Greetings! I am Tania Rempert, a Research Associate at University of Illinois, Champaign. This post is written together with my colleagues Leanne Kallemeyn, David Ensminger, and Megan Polanin from Loyola University in Chicago. We would like to share our preliminary findings of a case study examining evaluation coaching activities that have taken place at the National Museum of Mexican Art in Chicago over the past five years. Five years ago, the National Museum of Mexican Art engaged in an innovative method to secure an evaluation coach, when they found that their needs to evaluate more than 15 small, but distinct, programs far surpassed their budget to hire an internal evaluator or hire an external evaluation for each of these programs. The museum decided to pool all of the evaluation funding from these various programs and hire a local evaluator as a “coach” to train each of the program coordinators to evaluate their own program(s). In completing this case study, we hope other non-profit organizations might take advantage of the evaluation expertise of an outside evaluation “coach” when the budget for evaluation is excessively small.
Hot Tip:
- Use a Coaching Model: The evaluator spent one day per month on-site, providing large-group professional development on general evaluation topics and one additional day per month working one-on-one with the program personnel from each program. The one-on-one meetings for each program provided each program worker with support in implementing the evaluation process at whatever stage or level they were at.
Lessons Learned: As a team, we are in the midst of conducting a case study of this coaching model.
- Coaching allows for differentiation. Because not everyone begins the evaluation process at the same level of interest, exposure, and understanding, the one-on-one component of this evaluation coaching model allows the evaluator to provide each program coordinator with the specific detailed evaluation strategies needed just at that time to move their evaluation project forward.
- Learning evaluation takes time. The evaluation capacity-building process via coaching program personnel takes significantly more time to develop into evaluation proficiency than if there was a professional evaluator handling the all of the organizational evaluation activities.
- Evaluative thinking has become institutionalized. Not only has this evaluation coaching model produced a cadre of program coordinators in the Museum that have internalized evaluative thinking as a part of their programmatic implementation, but the development of logic models and connecting planned theoretical outcomes to the proposals written by the development department, and measuring consistent and long-term outcomes has become institutionalized.
- More professional development and support is needed. The evaluation activity that still eludes most of the program coordinators is reporting findings of their evaluation processes.
The American Evaluation Association is celebrating the Chicagoland (CEA) Evaluation Association Affiliate Week with our colleagues in the CEA AEA Affiliate. The contributions all this week to aea365 come from our CEA members. Do you have questions, concerns, kudos, or content to extend this aea365 contribution? Please add them in the comments section for this post on the aea365 webpage so that we may enrich our community of practice. Would you like to submit an aea365 Tip? Please send a note of interest to aea365@eval.org. aea365 is sponsored by the American Evaluation Association and provides a Tip-a-Day by and for evaluators.
You can check out our completed case study here:
http://www.sciencedirect.com/science/article/pii/S014971891500004X
Thanks for sharing this information. I didn’t know that evaluation coaches existed and I think the idea and approach was novel and creative. Having a coach that can help create institutional knowledge is very valuable.
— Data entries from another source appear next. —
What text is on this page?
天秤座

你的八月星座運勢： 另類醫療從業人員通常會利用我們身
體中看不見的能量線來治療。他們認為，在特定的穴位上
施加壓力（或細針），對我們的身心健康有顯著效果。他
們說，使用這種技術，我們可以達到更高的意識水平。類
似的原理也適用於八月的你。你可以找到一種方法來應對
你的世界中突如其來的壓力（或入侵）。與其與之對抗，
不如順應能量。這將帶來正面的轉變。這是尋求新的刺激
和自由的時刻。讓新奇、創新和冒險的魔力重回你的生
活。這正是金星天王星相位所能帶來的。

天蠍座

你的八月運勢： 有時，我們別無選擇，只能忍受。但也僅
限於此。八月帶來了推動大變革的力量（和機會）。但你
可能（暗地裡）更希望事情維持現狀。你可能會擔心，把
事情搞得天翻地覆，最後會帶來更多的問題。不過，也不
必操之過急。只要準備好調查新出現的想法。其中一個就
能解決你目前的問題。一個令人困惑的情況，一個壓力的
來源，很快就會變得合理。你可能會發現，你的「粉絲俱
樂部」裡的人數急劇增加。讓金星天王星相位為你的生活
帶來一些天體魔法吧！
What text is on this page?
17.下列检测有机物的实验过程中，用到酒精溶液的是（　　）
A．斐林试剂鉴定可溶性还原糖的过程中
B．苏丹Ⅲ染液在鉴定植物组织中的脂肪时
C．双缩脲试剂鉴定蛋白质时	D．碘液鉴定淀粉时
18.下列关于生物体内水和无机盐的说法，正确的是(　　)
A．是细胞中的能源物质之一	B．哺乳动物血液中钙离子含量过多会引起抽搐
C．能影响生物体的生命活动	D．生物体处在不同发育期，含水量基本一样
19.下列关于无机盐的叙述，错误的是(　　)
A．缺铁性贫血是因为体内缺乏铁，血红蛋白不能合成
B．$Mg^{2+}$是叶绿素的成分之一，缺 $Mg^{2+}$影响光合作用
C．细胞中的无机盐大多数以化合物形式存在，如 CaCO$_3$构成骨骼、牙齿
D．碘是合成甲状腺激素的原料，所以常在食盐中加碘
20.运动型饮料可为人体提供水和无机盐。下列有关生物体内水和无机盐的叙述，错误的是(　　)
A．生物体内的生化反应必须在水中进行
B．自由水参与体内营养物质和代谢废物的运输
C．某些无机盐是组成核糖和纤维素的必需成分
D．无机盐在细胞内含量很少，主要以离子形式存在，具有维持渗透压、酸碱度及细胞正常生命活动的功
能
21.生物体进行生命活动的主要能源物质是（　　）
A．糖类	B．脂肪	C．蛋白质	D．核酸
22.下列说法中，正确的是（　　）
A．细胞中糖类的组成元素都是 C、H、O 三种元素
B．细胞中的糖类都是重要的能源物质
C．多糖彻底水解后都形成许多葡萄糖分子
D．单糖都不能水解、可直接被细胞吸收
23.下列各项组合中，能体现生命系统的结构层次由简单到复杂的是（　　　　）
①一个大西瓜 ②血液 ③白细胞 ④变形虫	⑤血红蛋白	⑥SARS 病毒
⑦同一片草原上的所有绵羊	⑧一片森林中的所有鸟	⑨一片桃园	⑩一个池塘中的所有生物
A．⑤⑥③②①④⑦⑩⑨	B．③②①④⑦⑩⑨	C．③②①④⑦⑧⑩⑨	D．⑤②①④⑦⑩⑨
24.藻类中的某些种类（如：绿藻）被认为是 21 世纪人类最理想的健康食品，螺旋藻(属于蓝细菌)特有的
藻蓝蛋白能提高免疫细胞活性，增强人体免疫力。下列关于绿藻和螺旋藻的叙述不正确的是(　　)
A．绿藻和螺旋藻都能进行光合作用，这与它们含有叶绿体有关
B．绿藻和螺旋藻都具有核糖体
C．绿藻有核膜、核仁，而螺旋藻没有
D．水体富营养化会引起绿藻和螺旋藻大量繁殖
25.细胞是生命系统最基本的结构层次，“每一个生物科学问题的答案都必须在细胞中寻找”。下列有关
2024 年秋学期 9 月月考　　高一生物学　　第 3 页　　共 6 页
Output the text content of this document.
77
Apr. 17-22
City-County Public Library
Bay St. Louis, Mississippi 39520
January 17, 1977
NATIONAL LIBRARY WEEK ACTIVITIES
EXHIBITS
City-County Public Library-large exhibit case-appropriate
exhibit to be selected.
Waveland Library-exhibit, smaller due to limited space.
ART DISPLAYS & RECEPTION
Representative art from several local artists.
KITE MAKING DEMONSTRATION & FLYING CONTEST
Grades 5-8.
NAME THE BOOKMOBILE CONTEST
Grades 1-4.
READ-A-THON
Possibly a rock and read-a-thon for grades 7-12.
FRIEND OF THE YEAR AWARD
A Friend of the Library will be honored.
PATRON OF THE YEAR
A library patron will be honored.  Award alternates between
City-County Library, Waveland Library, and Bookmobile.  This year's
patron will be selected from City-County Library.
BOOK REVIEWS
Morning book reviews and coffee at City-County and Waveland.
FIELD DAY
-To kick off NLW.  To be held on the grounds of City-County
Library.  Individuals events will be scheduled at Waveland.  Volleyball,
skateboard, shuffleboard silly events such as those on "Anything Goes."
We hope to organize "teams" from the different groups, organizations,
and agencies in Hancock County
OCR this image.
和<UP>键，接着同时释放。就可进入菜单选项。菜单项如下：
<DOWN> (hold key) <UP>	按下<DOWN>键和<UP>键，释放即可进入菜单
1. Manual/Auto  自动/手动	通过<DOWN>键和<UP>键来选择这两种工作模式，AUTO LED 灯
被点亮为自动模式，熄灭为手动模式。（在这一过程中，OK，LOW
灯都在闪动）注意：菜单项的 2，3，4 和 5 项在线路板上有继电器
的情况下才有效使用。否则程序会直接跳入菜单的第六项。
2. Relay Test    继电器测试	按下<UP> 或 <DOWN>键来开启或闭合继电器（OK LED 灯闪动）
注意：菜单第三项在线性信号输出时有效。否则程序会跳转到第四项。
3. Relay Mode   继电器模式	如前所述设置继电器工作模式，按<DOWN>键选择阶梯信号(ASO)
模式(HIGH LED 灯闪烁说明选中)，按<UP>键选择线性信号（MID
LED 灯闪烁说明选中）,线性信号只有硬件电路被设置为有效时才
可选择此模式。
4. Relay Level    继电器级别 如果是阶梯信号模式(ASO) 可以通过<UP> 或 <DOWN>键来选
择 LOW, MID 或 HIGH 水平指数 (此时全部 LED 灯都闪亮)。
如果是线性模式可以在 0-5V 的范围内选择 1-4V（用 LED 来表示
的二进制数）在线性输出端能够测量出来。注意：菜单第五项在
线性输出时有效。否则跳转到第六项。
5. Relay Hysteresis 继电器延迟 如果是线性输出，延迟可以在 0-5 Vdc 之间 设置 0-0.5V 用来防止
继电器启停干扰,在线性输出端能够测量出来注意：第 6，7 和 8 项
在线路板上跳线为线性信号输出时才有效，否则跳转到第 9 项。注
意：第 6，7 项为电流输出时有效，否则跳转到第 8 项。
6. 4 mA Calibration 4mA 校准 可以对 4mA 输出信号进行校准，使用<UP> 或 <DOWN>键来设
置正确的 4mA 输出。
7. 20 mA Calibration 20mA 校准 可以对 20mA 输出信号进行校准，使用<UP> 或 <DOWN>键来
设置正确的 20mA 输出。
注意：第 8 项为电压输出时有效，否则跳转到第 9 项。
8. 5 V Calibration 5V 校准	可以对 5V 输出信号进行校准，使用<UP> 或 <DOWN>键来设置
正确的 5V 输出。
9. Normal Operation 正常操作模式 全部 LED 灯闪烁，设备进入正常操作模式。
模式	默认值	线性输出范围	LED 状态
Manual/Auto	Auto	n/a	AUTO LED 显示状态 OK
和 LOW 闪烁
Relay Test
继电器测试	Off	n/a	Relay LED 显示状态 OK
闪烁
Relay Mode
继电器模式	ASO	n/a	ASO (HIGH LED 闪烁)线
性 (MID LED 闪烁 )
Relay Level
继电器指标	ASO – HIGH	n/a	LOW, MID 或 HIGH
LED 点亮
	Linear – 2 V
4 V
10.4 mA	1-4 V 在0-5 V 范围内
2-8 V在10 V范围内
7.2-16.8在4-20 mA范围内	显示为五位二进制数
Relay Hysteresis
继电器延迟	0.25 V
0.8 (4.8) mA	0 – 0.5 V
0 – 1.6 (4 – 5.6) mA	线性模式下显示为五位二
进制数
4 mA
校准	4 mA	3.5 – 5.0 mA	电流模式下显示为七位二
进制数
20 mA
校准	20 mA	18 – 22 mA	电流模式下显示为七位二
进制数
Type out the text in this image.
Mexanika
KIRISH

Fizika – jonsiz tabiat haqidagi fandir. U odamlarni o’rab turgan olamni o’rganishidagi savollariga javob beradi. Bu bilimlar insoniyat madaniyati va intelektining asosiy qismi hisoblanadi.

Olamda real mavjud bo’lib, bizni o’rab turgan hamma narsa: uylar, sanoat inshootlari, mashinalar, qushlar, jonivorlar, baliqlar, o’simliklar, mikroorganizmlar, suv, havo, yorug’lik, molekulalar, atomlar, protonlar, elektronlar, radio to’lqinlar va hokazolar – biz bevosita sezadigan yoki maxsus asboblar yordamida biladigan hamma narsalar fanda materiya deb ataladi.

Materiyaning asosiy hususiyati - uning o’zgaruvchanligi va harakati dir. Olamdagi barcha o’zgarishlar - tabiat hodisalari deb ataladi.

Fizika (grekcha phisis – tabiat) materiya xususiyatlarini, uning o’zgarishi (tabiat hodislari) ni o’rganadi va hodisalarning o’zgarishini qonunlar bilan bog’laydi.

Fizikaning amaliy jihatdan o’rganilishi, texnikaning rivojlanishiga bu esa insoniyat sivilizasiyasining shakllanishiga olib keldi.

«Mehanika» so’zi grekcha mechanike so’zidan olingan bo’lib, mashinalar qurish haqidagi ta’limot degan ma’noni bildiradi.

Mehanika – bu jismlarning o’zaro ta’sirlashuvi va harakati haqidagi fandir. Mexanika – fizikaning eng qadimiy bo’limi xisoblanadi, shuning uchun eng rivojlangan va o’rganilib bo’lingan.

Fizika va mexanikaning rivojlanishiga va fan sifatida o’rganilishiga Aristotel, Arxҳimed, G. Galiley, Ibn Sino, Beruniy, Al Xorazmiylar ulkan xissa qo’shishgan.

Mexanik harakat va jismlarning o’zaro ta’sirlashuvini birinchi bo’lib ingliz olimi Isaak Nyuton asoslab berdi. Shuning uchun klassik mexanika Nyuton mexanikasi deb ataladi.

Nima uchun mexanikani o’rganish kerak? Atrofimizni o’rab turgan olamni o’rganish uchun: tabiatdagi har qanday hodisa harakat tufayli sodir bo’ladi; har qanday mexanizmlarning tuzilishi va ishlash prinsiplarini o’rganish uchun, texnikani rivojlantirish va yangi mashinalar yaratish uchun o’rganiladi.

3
This is great information especially during this time when most organizations are watching their budgets. I see this as a great way to involve employees who are onsite and who are involved in the day to day running of projects. Although external evaluators do a great job and are important in view of ‘third party view’, staff with evaluation knowledge could complement and simplify their jobs reducing time spent on site and ultimately expenses. Involving internal staff in evaluation is a great way to go!